D’un point de vue méthodologique, notre étude se base dans un premier temps sur une analyse des différents discours d’accompagnement à la prise en main du dispositif. Elle prend ensuite en considération une analyse des pratiques des utilisateurs (Camis, Gross, Lamont, 2011). Elle intègre par ailleurs des observations participantes et des entretiens avec les jeunes utilisateurs. L’espace des écoles, ainsi que des services de soin sont privilégiés.

Compte tenu des conditions expérimentales, le script[1] (Akrich, 1991) de cet outil se construit par étapes. Si des indications générales de prise en main sont offertes aux utilisateurs, des retours sont attendus de leur part afin de poursuivre le développement de l’outil. Le discours des concepteurs souligne le caractère portable du dispositif, ce qui encourage la mobilité et l’indépendance de son utilisateur. Quatre grandes fonctionnalités sont ainsi mises en avant :

  • l’enregistrement d’images et leur transformation au niveau du zoom, des contrastes, de la luminosité, etc.,
  • la numérisation et la reconnaissance de texte en vue d’une lecture vocale assurée par l’ordinateur,
  • l’association de notes aux images enregistrées afin d’assurer un suivi chronologique des cours,
  • l’enregistrement automatique des différents fichiers (image du tableau, document scanné, notes).

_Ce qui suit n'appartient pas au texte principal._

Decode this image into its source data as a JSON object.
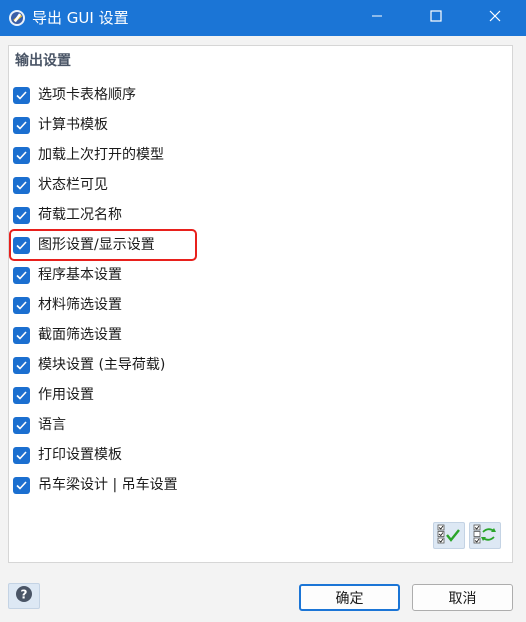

Rappelons que tout cela intervient dans un contexte d’inclusion scolaire des jeunes en situation de handicap qui sont censés suivre les cours de la même manière que leurs camarades « valides ».

Le fait de se déplacer d’une salle de classe à l’autre, d’avoir accès à des contenus non-adaptés requiert la présence d’une aide supplémentaire qui se matérialise, dans la situation évoquée, sous la forme d’un dispositif technique. En outre, soulignons que ce dispositif s’intègre dans une typologie d’outils numériques déjà existants en lien avec le milieu de l’enseignement pour les jeunes handicapés.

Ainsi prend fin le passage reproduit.